大林:i.MX 6シリーズについては、巨大なユーザー・コミュニティ(Freescale Community)が存在します。フォーラムの運営には米国本社のアプリケーション・エンジニアも参加しており、情報の信頼性は高いです。
――今後の展開を教えてください。
河野:今年(2015年)上半期までに、予定していたすべての機種の出荷が始まりました。今回の成果を生かした新製品も企画していきたいと思います。

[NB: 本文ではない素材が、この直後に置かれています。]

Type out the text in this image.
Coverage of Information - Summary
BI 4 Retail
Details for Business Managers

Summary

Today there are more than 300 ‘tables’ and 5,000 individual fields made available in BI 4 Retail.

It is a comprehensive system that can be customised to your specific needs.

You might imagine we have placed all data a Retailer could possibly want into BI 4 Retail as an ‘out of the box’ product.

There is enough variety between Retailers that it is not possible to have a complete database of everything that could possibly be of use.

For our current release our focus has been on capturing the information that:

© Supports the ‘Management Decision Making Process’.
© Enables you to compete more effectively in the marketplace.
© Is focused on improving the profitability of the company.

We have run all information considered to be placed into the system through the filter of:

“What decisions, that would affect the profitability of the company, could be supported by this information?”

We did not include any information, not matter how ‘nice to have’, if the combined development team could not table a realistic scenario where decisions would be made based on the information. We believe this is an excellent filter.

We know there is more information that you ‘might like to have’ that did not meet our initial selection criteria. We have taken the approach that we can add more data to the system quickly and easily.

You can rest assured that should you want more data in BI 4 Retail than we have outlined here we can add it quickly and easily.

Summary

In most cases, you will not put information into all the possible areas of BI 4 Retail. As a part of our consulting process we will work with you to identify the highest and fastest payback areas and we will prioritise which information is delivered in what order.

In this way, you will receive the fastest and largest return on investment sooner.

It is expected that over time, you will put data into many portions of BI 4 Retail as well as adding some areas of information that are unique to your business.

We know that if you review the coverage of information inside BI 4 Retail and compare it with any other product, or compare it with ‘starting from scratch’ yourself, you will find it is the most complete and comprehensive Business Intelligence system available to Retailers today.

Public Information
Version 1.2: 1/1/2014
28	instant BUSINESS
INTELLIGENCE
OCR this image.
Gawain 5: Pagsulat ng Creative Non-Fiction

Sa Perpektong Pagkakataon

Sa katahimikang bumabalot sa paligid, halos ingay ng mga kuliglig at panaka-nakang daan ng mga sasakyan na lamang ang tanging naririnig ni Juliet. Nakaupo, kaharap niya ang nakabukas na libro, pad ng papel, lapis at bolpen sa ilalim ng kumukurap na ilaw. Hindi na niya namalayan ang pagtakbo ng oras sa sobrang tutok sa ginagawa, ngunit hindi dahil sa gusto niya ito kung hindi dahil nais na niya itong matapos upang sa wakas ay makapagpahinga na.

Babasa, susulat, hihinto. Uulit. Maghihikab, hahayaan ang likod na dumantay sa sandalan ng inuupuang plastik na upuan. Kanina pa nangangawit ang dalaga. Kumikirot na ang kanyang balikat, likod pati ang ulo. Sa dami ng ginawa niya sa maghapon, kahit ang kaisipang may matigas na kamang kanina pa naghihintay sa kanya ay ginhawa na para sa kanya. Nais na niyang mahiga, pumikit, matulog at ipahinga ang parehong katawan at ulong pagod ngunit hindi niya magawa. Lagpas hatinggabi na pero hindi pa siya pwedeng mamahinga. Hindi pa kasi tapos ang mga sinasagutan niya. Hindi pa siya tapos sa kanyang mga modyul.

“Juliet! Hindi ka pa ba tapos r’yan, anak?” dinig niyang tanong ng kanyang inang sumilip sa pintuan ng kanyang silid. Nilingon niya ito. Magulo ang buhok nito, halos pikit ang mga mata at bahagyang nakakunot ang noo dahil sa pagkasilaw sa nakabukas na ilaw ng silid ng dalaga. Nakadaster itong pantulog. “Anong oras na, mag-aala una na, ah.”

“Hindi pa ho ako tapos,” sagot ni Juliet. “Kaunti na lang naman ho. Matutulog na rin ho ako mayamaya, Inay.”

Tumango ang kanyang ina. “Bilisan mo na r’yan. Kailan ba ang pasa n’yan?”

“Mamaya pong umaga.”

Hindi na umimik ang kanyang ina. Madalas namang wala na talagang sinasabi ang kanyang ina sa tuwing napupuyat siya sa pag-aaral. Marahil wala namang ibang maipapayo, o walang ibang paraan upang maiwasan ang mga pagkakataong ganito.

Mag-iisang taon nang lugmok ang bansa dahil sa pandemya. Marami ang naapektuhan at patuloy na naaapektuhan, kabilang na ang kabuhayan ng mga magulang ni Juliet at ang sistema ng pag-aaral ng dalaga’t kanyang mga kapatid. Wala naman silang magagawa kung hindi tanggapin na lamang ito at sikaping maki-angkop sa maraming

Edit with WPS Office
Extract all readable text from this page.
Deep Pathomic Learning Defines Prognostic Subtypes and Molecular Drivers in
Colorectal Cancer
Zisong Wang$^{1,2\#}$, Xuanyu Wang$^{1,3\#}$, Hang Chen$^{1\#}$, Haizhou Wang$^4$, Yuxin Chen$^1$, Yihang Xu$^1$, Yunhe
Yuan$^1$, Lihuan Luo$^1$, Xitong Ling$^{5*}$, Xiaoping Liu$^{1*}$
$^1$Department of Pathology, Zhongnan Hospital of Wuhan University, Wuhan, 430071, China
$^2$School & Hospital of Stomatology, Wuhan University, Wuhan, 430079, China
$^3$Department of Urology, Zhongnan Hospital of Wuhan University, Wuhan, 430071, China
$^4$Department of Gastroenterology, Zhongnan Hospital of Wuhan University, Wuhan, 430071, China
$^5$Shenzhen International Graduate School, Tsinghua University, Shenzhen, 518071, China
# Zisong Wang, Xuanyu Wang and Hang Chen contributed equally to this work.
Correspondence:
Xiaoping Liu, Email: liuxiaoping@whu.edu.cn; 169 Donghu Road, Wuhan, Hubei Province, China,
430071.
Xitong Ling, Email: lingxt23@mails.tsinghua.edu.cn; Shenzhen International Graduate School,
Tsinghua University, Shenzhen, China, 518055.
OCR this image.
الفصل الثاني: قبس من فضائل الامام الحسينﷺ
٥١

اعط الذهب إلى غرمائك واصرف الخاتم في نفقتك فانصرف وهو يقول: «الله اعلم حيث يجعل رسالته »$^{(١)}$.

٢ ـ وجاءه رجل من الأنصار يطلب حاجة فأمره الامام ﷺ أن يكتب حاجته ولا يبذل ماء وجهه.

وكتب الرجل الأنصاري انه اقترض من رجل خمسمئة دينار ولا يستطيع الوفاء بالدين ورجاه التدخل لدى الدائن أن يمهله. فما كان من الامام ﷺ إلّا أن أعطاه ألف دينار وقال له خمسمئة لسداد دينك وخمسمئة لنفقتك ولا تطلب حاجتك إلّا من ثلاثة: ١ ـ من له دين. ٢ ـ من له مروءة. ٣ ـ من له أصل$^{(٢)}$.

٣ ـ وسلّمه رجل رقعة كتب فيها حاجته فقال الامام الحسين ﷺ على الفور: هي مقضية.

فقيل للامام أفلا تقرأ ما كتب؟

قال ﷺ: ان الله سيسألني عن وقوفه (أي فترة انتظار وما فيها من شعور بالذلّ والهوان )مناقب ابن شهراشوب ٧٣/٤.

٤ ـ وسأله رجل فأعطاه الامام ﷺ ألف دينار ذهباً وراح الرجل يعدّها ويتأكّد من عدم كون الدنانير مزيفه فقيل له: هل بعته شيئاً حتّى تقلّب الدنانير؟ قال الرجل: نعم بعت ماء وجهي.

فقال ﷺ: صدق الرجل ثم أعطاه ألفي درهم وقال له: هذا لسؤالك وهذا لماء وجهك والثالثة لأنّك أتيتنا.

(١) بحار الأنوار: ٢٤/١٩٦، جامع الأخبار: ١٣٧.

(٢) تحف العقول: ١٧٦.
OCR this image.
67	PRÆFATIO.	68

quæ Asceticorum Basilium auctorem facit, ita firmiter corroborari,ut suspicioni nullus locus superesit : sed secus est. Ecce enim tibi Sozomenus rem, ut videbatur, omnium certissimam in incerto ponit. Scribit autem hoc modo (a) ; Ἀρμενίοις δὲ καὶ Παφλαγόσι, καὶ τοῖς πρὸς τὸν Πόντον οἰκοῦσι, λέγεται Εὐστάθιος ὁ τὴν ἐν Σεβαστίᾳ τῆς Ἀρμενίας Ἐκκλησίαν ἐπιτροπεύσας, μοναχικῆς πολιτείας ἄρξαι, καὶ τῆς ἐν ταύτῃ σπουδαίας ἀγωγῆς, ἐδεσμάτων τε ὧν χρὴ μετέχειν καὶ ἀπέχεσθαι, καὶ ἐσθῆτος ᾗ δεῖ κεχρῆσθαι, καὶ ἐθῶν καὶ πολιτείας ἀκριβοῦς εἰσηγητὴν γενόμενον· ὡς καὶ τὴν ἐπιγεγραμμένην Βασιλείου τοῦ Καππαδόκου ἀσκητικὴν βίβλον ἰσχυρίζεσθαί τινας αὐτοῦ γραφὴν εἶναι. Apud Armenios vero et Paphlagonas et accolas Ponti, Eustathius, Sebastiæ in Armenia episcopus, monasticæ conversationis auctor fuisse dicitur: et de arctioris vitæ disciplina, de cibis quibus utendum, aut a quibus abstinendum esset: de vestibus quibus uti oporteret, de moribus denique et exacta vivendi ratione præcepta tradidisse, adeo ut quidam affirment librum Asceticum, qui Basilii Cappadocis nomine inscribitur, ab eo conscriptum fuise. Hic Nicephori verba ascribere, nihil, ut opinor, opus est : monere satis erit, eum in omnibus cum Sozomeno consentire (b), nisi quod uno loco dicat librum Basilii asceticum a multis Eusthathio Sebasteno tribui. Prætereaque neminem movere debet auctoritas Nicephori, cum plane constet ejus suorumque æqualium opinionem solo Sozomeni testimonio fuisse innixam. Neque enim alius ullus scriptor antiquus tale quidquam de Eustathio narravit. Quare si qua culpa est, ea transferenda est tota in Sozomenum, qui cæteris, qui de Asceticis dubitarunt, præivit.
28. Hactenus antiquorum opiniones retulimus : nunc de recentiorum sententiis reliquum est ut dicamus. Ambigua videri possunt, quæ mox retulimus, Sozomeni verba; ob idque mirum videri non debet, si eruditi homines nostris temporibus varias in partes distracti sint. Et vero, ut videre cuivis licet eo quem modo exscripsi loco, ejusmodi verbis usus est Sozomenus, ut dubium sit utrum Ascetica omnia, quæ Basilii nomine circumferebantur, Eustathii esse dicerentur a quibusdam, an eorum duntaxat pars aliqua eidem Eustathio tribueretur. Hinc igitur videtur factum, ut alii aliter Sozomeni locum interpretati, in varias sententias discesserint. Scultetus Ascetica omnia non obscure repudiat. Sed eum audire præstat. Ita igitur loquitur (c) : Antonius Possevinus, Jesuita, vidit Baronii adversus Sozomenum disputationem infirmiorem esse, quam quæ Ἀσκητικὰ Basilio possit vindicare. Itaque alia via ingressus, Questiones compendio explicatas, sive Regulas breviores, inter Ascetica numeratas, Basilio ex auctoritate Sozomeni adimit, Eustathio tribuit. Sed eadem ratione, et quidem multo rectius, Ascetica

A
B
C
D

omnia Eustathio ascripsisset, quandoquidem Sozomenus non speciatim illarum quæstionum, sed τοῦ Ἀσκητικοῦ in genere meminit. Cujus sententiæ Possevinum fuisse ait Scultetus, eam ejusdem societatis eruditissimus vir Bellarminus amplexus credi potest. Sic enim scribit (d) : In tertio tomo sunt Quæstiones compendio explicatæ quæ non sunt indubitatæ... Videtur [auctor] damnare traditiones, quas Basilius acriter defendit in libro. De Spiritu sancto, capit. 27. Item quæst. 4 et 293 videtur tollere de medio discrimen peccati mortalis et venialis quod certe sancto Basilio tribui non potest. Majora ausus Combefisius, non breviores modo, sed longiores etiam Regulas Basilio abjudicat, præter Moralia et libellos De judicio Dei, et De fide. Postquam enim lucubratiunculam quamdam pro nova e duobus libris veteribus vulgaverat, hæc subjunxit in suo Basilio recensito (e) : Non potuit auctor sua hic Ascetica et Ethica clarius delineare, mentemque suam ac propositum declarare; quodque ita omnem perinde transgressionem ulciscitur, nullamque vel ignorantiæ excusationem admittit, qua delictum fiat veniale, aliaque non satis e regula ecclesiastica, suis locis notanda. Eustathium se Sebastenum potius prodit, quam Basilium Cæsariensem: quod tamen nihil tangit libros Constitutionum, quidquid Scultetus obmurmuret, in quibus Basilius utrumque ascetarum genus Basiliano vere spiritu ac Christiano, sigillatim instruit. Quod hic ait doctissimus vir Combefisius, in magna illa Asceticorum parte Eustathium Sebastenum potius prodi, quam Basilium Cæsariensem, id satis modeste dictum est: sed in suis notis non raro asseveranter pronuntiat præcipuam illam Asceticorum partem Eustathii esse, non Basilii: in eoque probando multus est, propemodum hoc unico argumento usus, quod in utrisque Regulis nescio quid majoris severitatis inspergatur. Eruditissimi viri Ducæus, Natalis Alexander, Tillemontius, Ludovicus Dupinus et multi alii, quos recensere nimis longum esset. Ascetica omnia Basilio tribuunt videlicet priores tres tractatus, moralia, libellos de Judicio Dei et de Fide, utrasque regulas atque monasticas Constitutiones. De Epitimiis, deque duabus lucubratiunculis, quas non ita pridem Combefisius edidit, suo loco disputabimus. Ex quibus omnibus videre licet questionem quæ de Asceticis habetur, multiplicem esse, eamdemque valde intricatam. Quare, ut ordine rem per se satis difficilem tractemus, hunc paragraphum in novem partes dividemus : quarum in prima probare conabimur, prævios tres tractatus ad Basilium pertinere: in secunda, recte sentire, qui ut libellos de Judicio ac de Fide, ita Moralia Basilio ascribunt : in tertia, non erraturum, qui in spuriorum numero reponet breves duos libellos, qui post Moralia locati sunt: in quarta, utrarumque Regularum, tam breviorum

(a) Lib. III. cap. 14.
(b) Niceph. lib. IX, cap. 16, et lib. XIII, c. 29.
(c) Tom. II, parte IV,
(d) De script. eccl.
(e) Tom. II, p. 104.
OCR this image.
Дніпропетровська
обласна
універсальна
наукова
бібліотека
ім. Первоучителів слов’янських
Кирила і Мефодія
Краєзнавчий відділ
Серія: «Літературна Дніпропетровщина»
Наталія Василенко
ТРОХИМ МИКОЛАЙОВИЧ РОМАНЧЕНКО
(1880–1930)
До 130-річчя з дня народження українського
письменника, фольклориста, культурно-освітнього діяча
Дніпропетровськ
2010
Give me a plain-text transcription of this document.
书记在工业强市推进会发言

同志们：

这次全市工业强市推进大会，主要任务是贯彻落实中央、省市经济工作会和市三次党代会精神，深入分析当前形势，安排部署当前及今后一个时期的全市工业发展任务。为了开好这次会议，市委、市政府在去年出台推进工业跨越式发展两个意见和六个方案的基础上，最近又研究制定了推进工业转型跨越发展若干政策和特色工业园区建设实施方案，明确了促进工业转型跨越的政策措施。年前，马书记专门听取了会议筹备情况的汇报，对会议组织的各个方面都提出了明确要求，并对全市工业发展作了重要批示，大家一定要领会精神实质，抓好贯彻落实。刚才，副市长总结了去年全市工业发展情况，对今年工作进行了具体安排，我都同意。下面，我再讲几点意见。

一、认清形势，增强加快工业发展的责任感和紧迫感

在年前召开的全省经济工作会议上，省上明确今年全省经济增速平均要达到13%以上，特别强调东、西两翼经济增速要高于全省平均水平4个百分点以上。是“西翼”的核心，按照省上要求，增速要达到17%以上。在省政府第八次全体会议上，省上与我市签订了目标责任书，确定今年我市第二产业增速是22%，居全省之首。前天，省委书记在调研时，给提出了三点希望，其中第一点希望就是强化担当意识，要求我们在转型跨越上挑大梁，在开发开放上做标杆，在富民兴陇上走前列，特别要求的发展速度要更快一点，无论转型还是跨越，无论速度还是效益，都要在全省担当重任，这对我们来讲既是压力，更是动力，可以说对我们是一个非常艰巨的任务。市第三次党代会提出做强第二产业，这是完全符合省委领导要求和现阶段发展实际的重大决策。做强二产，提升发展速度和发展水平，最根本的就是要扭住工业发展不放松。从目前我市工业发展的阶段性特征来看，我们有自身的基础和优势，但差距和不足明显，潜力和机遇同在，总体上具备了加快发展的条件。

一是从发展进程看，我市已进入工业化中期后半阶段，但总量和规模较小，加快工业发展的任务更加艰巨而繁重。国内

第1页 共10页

大林:i.MX 6シリーズについては、今年の2月にi.MX 6SoloXという品種を出荷していますが、さらにUltraLite、DualPlus、QuadPlusの3品種を年内に出します。DualPlusとQuadPlusは、既存のDualとQuadのグラフィックス性能を引き上げたものです。一方、UltraLiteはローパワー製品の位置づけで、Cortex-A7コアを搭載し、動作周波数も528MHzに抑えています。これでi.MX 6シリーズは全9品種となり、これまで以上に選択の幅が広がります。それとは別に、年内にi.MX 7シリーズのDualとSoloも登場します。これはCortex-A7+Cortex-M4のヘテロジニアス構成を採るプロセッサで、ビデオとグラフィックスの回路は載っていません。i.MXはこれまで、システムの高機能化・高性能化の流れを後押しする製品が多かったのですが、今後はi.MX 6 UltraLiteやi.MX 7シリーズのようなローパワー製品の拡充にも力を入れていく方針です。
APS EYE’S
デバイスの性能をソフトウェアで引き出す。当たり前のようで、なかなか難しい。FPGAやDSPを併用せずに、PCIeやNEONが搭載されているi.MX 6の機能を活かし切った。高いAudio性能と低レイテンシーが求められる業界で、ZOOMはそれを見事に具現化した。